About the only time you see Miss Dove smile is in a flashback of her youth. She's a lively, romantic young girl who's just gotten engaged to a hunky, sweet geologist. All her dreams are coming true. You see, Miss Dove dreams of exploring the world — she has a passion for adventure and knows everything there is to know about every part of the planet. The geologist is going to sweep her off to exotic lands, he digging for rocks, she exploring and savoring culture. But then her dad dies and her dad has left behind a mountain-sized debt. She has two choices: she can run off with her geologist hunk as advised by the family friends who are also the bankers, or she can stay behind and spend the rest of her life paying off her dad's debt. She chooses the latter. And she's so honorable, she doesn't even tell the geologist why she's calling off the engagement, lest he uses his own money to bail her out.

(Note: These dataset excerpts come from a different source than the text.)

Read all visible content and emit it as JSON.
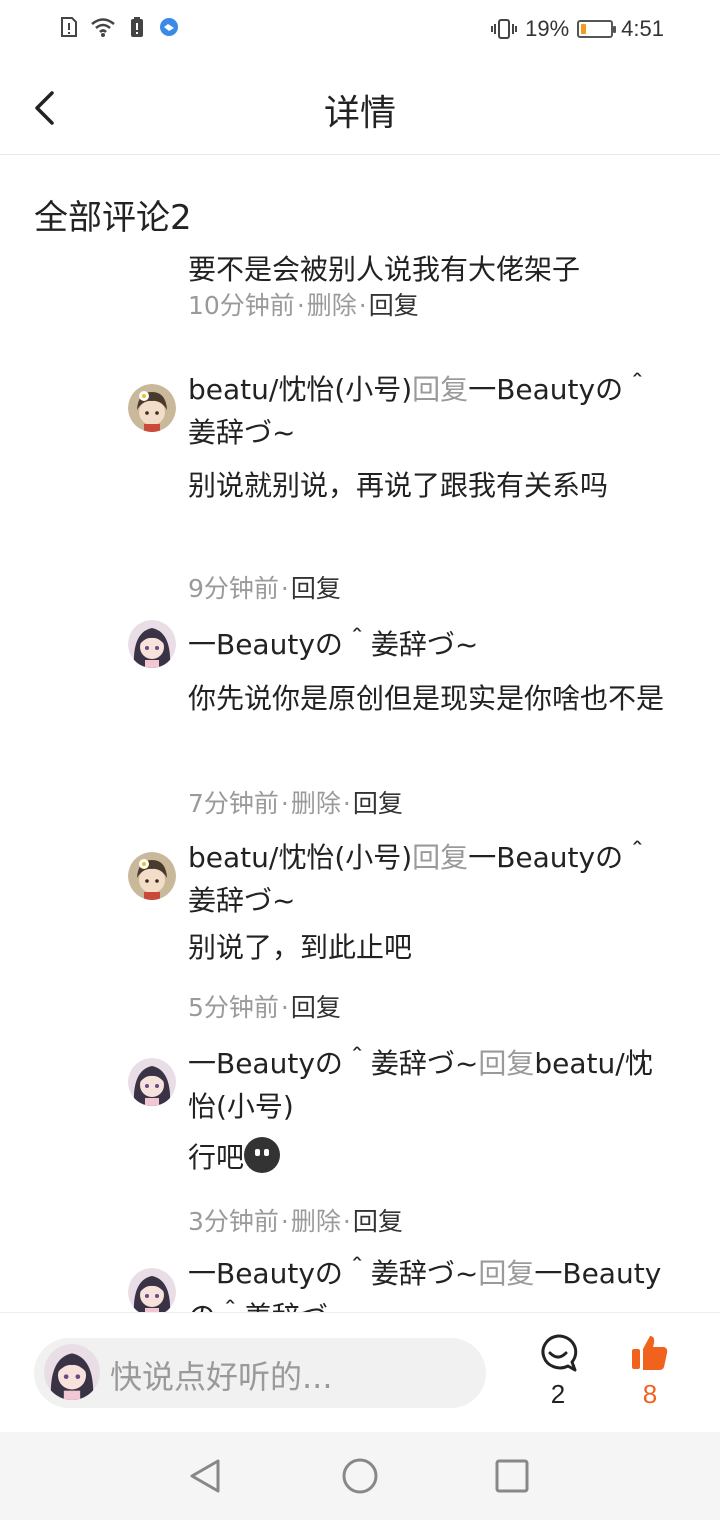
{
  "status_bar": {
    "battery_pct": "19%",
    "time": "4:51",
    "battery_level": 0.19,
    "battery_color": "#f39b1d"
  },
  "header": {
    "title": "详情"
  },
  "comments_section": {
    "title": "全部评论2",
    "items": [
      {
        "text": "要不是会被别人说我有大佬架子",
        "meta": {
          "time": "10分钟前",
          "delete": "删除",
          "reply": "回复"
        }
      },
      {
        "author": "beatu/忱怡(小号)",
        "reply_word": "回复",
        "target": "一Beautyの＾姜辞づ~",
        "text": "别说就别说，再说了跟我有关系吗",
        "meta": {
          "time": "9分钟前",
          "reply": "回复"
        }
      },
      {
        "author": "一Beautyの＾姜辞づ~",
        "text": "你先说你是原创但是现实是你啥也不是",
        "meta": {
          "time": "7分钟前",
          "delete": "删除",
          "reply": "回复"
        }
      },
      {
        "author": "beatu/忱怡(小号)",
        "reply_word": "回复",
        "target": "一Beautyの＾姜辞づ~",
        "text": "别说了，到此止吧",
        "meta": {
          "time": "5分钟前",
          "reply": "回复"
        }
      },
      {
        "author": "一Beautyの＾姜辞づ~",
        "reply_word": "回复",
        "target": "beatu/忱怡(小号)",
        "text": "行吧",
        "meta": {
          "time": "3分钟前",
          "delete": "删除",
          "reply": "回复"
        }
      },
      {
        "author": "一Beautyの＾姜辞づ~",
        "reply_word": "回复",
        "target": "一Beautyの＾姜辞づ"
      }
    ]
  },
  "bottom_bar": {
    "input_placeholder": "快说点好听的...",
    "comment_count": "2",
    "like_count": "8",
    "like_color": "#f2621f"
  },
  "nav_bar": {
    "buttons": [
      "back",
      "home",
      "recents"
    ]
  }
}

That's how she becomes a geography teacher, talking about lands she'll never see.

It's heartbreaking, watching her make that decision. Watching her kill off the center of her happiness. Her life has become sacrifice, a sacrifice to honor, debt. Not that she plunges into self-pity or becomes angry. She's just dead. Of course the movie doesn't allow for that. We watch as she becomes an excellent teacher, redirecting her children's negative energies to positive ones, from bullies to appreciators, would-be criminals to productive members of society. Teaching isn't really about geography but the fine-honing of pre-adults. Yes, yes, but what about Miss Dove? You can see it in Jennifer Jone's eyes, the aloofness of her presence, how she never firmly attaches to any one of her pupils. She cut all that off the moment she decided obligation over life. And that's what makes the movie more haunting than it was probably intended to be. All because of Jennifer Jones.

The final scene shows Miss Dove recovering. The surgery was a success. She, as a teacher, was a success. But we see the toll of dedication: when the surgeon and his wife tell her they are expecting a child, she murmurs about how she's going to have to get better just so that she'll be able to teach this child. Out of love? No, out of exasperation. She thinks the surgeon and his wife are pretty silly, and the product of such silliness is going to need all the help she can give it. Well, I guess that's one reason to keep on living. And God knows, we all need a reason.